Your test automation will also be far more effective when it is optimized for business-risk coverage, and you’ll be able to deploy application releases much more frequently.
Data Point No. 3: Use your DevOps superpowers
Everyone knows that the DevOps superpowers of continuous testing, continuous integration and continuous deployment are essential for driving large-scale software delivery in high-performing teams. It’s all about efficiency, quality and optimizing the software value stream. Yet despite the existence of these proven methods, many organizations are still struggling to master enterprise-scale software delivery in order to deliver quality at speed.
Siloed and disconnected testing efforts that aren’t integrated with an overall delivery pipeline commonly lead to duplicated efforts as well as avoidable rework. In fact, more than half of the tests being built, maintained and executed are redundant and add negligible value to the testing effort.
Frustrating rework, misunderstandings and mistakes can be prevented by coordinating all QA activities in a central platform that syncs efforts across development, testing and project management. To deliver the greatest ROI in the shortest time, it’s important to promote communication, collaboration and transparency for teams to align on common goals and success metrics and invest in tools that align testing with business’s risks.
Data Point No. 4: Simulate applications and services
Testers often need to operate at a time when the application is still a work in progress which typically results in a situation where the tester becomes the bottleneck to application delivery. The best strategy to overcome this problem is what is called orchestrated service virtualization (OSV).
The concept of OSV is simple: Stub out any functionality that is not ready for testing and simulate its behavior. As the modules and components are getting ready to be verified for functional correctness, you replace simulated behavior with live code. This removes the single biggest barrier to achieving continuous testing: access to a complete application under test, with all dependent systems configured with the appropriate configuration, functionality and test data.

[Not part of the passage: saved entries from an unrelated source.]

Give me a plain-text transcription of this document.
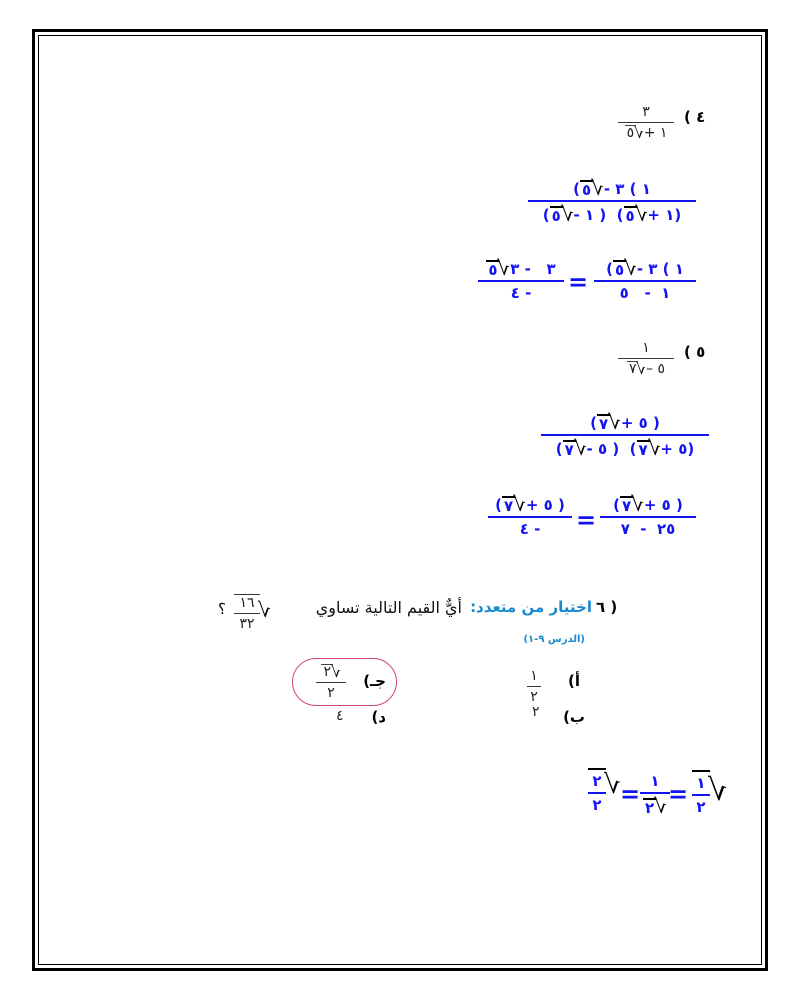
( ٤
٣
٥ √ + ١
( ٥ √ - ١ ) ٣
( ٥ √ - ١ )
( ٥ √ + ١)
٥ √ ٣   - ٣
٤ - = ( ٥ √ - ١ ) ٣
٥   -  ١
( ٥
١
٧ √ – ٥
( ٧ √ + ٥ )
( ٧ √ - ٥ )
( ٧ √ + ٥)
( ٧ √ + ٥ )
٤ - =
( ٧ √ + ٥ )
٧  -  ٢٥
٦ )
اختيار من متعدد:
أيٌّ القيم التالية تساوي
√
١٦
٣٢
؟
(الدرس ٩-١)
أ)
١
٢
ب)
٢
جـ)
٢ √
٢
د)
٤
√
١
٢
=
١
٢ √
=
√
٢
٢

As such, by simulating these dependencies, you can ensure that your tests will encounter the appropriate dependency behavior and data each and every time that they execute. It might also reduce your testing cost if your application requires expensive hardware or cloud infrastructure and ensures that testing can proceed even if test environments are unavailable or unstable.
Data Point No. 5: Shift-left testing
For decades, testing was traditionally deferred until the end of the cycle. As a result, test teams are a step behind developers in the process, which means they will provide important feedback too late in the process, and create bottlenecking to application delivery. Even to this day, the vast majority of testing is performed at the UI-level, but UIs typically aren’t completed until the very end of each development cycle.
With new testing technologies incorporating AI, teams can begin to build automation test cases much earlier in the process, starting before the UI exists with just a mockup or a low-fidelity prototype. These types of AI-based solutions for testing allow products to reach the market much sooner, because it eliminates testing delays by providing instant and actionable feedback to people who really care about it at a time when they are truly prepared to act on it.
Another benefit is being able to test at the API layer and use AI-based technologies to create UI tests before UIs are completed. As a result, there is an instant-feedback loop between functional test behavior and development teams while the application is being built and as it moves from idea to concept, prototype and ultimately into production.
When it comes to digital transformation, it’s not simply a matter of more tools or different tools. It requires a deeper change across people and processes as well as technologies. Software testing as a key example for success moving forward.